After a mixed 100 or so years leading up to the millennium, the 21st century has got off to a flying start in Manchester. Fuelled by a canny mix of public money and private enterprise, the famously damp and gloomy sub-Pennine city is now basking in the welcome sunshine of a commercial summer longer and hotter than any since the glory days of the industrial revolution in the late 1700s.
In those distant times it was the rag trade that paid for everything, earning Manchester the nickname Cottonopolis. The city's modern revival is led by the booming housing, property, retail, leisure and professional services sectors, but it's no less impressive for that. It even managed to make a reasonable fist - both financial and critical - of the 2002 Commonwealth Games, the kind of submerged rock on which many other municipal vessels have foundered. Proud Mancunians (and there is no other kind) now speak openly of living in the nation's second city, comparing it with Barcelona and Lyons rather than with Leeds or Liverpool.
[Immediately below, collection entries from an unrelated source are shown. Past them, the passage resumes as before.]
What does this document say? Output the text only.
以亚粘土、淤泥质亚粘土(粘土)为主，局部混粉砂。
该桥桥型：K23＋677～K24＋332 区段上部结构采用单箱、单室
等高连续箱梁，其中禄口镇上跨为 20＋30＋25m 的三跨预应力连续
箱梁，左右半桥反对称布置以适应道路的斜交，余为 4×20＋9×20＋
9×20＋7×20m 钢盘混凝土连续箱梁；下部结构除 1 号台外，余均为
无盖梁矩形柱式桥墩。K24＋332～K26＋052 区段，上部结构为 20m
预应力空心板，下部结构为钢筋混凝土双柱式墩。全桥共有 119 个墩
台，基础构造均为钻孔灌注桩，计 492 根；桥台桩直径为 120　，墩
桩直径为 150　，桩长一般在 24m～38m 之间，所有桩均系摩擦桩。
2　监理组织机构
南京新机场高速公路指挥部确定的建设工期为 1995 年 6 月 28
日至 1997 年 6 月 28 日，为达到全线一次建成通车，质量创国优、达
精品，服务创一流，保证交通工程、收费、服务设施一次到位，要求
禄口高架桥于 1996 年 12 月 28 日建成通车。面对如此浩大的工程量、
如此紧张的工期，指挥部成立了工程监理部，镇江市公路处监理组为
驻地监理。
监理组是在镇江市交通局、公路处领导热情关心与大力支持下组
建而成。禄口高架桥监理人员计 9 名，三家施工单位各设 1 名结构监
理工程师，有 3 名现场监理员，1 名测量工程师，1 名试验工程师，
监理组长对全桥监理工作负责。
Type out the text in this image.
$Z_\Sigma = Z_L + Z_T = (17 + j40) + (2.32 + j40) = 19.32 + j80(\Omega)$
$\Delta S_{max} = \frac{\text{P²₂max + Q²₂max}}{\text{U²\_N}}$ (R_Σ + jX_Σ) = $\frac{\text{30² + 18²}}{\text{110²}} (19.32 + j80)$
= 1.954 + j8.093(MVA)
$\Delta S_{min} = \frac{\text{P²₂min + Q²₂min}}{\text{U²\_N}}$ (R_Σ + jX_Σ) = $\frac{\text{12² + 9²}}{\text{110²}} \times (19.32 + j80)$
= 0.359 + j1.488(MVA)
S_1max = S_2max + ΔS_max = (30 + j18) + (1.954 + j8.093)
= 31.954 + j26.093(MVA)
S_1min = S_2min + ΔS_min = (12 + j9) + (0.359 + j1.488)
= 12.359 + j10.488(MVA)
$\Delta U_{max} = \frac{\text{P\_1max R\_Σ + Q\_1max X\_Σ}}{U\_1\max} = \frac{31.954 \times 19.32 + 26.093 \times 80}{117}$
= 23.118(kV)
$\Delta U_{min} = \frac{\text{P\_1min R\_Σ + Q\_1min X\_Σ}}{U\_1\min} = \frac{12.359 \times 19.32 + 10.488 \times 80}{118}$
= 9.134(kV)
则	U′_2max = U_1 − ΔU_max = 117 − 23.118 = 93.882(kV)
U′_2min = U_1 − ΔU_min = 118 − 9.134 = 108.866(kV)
Since 1996, when the detonation of an IRA lorry bomb parked outside the Arndale shopping centre forced the wholesale reconstruction of the City's commercial district, the pace of change in Manchester has been unrelenting and faster than Wayne Rooney running down a shot on goal. Whole tracts of the centre have been rebuilt in an ultra-modern style - signature buildings such as Urbis, The Bridgewater Hall and 1 Spinningfields Square stamping the glittering hallmark of progress on the face of the city and pointing the way to a bright and shiny future.